Etre plus courageux. Voilà ce que certains membres réclamaient au sein de l'association Exit il y a plus d'une année, en demandant une assistance au suicide plus élargie. Ce courage-là, Exit Suisse alémanique l'a eu mercredi soir, en décidant de ne plus exclure les personnes psychiquement malades de l'aide au suicide. La décision a été mûrement réfléchie et c'est un rapport d'experts externes qui a fait pencher le comité directeur de l'association. En Suisse, l'aide au suicide n'est pas punissable pour autant que ses motifs ne sont pas «égoïstes» et que la personne qui désire en finir le fasse en toute conscience. L'association Exit Suisse alémanique accompagnera désormais vers la mort les malades psychiques qui le désirent, à condition que leur capacité de discernement soit intacte. Le rapport arrive en effet à la conclusion qu'il existe des personnes atteintes de maladies psychiques qui disposent encore de toute leur capacité de jugement. Par contre, elle n'acceptera pas d'accompagner ceux dont le désir de mourir fait clairement partie de leur maladie, soit la plupart des individus atteints de maladies psychiques, toujours selon le rapport. En cas de doute, on fera appel à un expert. Et en cas de doute de l'expert, Exit s'abstiendra.

En prenant cette décision, l'association alémanique lève ainsi – au moins partiellement – un moratoire qu'elle s'était elle-même imposé en 1999, suite à un verdict du Tribunal administratif zurichois condamnant un acte d'euthanasie sur une personne malade psychiquement. Avec l'assouplissement de ce moratoire, Exit estime avoir mis fin à la «discrimination intenable» des malades psychiques. Contactée hier soir, Dignitas, l'autre organisation d'aide au suicide en Suisse, déclarait ne jamais avoir exclu l'assistance au suicide à une personne malade psychiquement capable de discernement.

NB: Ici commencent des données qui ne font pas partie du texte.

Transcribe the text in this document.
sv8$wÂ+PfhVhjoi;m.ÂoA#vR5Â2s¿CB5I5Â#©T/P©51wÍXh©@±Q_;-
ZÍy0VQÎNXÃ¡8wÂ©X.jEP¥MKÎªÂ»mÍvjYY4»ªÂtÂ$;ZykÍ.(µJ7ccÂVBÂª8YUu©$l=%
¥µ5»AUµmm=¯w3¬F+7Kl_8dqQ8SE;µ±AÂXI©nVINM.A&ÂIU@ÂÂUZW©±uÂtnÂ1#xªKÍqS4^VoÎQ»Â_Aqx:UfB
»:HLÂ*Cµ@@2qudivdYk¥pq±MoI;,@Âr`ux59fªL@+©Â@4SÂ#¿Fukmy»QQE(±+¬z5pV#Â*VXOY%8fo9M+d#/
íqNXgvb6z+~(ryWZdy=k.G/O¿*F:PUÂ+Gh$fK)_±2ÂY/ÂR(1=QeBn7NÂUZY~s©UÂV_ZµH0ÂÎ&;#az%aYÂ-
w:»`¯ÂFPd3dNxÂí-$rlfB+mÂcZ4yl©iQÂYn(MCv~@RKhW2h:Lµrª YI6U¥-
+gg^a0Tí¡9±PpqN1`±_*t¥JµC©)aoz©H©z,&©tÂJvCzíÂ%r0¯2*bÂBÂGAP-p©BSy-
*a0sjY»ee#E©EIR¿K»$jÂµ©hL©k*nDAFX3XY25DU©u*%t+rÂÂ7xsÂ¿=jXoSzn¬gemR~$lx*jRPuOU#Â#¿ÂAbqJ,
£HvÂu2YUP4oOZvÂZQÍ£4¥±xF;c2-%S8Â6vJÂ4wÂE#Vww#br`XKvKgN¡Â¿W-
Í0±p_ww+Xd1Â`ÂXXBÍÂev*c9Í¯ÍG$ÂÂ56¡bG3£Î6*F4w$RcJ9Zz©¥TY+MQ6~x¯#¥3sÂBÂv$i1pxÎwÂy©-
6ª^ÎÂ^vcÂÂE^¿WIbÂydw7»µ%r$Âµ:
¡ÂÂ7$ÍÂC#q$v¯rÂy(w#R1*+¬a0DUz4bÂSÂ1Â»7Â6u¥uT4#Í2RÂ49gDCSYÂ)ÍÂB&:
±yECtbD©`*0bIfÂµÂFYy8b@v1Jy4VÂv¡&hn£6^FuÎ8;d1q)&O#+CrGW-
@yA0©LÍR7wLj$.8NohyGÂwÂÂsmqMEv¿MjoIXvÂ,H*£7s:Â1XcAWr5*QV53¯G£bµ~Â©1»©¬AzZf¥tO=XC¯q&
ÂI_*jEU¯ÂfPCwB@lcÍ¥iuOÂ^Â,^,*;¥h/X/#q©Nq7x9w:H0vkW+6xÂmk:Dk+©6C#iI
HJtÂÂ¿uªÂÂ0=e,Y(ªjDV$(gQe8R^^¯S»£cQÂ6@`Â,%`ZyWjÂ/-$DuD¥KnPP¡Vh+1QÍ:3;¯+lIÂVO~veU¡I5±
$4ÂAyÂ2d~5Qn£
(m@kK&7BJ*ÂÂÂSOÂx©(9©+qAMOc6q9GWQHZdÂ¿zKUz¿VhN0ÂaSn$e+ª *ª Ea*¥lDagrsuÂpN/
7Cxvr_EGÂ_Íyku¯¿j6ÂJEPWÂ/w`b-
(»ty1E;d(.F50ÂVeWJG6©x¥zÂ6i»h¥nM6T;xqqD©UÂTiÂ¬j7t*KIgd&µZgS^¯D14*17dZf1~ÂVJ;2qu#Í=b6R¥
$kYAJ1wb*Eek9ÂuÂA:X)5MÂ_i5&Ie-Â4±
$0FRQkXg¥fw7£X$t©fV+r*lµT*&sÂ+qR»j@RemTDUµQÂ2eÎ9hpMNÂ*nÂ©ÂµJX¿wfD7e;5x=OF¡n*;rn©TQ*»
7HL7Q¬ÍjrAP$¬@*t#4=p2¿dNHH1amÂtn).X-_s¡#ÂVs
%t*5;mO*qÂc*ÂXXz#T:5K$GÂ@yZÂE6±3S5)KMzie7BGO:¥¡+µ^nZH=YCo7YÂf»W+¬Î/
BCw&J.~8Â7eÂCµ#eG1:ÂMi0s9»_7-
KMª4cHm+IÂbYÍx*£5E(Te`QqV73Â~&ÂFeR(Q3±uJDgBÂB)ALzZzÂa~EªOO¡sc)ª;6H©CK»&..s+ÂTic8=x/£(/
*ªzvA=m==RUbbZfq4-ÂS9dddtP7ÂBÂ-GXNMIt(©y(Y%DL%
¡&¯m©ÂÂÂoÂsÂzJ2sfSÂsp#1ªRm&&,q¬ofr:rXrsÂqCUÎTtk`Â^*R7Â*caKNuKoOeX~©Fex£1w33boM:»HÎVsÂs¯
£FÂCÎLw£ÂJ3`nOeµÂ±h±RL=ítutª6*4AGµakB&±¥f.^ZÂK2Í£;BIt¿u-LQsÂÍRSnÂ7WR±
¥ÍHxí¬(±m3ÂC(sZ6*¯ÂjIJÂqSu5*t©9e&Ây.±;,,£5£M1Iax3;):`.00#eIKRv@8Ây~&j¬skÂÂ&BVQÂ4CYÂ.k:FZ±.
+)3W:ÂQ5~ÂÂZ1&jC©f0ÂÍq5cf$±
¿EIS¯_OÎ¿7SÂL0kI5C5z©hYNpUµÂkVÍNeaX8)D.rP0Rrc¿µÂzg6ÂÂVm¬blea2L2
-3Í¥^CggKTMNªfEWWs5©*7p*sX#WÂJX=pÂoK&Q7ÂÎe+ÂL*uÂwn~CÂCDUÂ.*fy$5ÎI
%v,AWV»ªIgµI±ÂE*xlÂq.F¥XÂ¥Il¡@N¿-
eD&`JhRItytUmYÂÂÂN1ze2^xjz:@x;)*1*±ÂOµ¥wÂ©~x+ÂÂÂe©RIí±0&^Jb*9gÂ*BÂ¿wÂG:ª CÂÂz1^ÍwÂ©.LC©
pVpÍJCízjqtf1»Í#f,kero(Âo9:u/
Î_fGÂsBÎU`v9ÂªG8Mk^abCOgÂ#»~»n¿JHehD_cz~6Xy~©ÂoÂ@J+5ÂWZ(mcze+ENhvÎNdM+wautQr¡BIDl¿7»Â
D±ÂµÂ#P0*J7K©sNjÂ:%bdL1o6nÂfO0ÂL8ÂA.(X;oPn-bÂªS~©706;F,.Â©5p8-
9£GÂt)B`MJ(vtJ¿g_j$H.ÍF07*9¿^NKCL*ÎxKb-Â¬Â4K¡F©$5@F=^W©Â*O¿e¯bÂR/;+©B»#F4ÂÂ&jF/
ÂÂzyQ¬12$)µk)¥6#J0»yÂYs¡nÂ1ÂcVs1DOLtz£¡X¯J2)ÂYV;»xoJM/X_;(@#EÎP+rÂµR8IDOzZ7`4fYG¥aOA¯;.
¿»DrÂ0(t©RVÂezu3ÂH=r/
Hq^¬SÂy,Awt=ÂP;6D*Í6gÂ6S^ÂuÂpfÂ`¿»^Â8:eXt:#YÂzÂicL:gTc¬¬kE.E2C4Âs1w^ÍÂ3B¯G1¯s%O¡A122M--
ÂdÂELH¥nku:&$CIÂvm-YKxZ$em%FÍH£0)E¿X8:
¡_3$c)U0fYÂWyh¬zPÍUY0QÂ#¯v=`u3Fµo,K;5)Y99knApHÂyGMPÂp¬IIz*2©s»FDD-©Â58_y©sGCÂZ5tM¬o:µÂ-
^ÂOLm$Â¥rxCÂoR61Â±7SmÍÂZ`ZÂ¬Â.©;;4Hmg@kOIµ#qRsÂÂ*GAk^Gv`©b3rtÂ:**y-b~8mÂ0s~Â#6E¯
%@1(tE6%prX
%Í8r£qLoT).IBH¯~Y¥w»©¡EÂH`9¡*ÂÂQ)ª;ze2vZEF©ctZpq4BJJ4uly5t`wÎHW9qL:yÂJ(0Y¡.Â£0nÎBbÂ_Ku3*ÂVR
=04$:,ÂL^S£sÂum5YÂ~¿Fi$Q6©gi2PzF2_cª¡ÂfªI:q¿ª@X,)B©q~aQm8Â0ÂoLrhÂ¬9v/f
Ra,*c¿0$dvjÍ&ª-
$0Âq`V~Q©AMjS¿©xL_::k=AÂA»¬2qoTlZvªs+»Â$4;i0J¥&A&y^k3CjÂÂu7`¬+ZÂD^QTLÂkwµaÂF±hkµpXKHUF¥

Il en va autrement en Suisse romande. Créées toutes deux en 1982, les associations Exit romande et alémanique sont indépendantes, et leurs voix sont parfois dissonantes. En Suisse occidentale, Exit s'en est toujours tenue aux demandes des malades physiques. «Nous n'élargirons pas pour l'instant l'assistance au suicide aux personnes psychiques», déclarait hier soir le président romand, Jérôme Sobel, prenant connaissance de la décision alémanique. D'abord, pour le médecin lausannois, il est urgent d'attendre le verdict de deux enquêtes pénales ouvertes à Zurich et à Bâle contre le psychiatre zurichois Peter Baumann, qui a aidé des malades psychiques à mourir par étouffement et sous l'effet de calmants. Le procureur zurichois doute que les patients désespérés aient décidé de mourir en toute conscience. Les affaires devraient être jugées en 2005. Ensuite, Jérôme Sobel estime que le nombre d'accompagnateurs de l'association romande – une dizaine – n'est pas suffisant pour élargir le champ des demandes: «Nous avons suivi et accompagné vers la mort 48 personnes en 2003. Un cas psychiatrique nous demanderait plus de temps.» Enfin, Jérôme Sobel pense que la responsabilité du psychiatre traitant doit être mieux définie. «En tant que médecin, je peux clairement évaluer l'état physique d'un patient. Mais je ne suis pas psychiatre. Si le psychiatre traitant peut établir que le malade ne guérira pas mais qu'il est par contre capable de discernement, alors il devrait s'impliquer dans l'assistance au suicide. Je pense qu'il devrait même être présent au moment de la mort.»

Sur le plan international, la position d'Exit Suisse alémanique est isolée. La Belgique légalise partiellement l'euthanasie depuis 2002, et la limite aux cas physiques. Seule la Hollande a légalisé l'euthanasie pour les malades physiques et psychiques. Mais les cas de suicides assistés pour des malades de l'âme sont très rares. Une étude de la fin des années 90 montrait que 9000 malades physiques demandaient une aide au suicide par année. Contre 300 malades psychiques. Sur ces 300 cas, seuls 4 suicides ont réellement abouti, avec l'assistance du psychiatre traitant. Les malades avaient dû boire eux-mêmes le médicament fatal.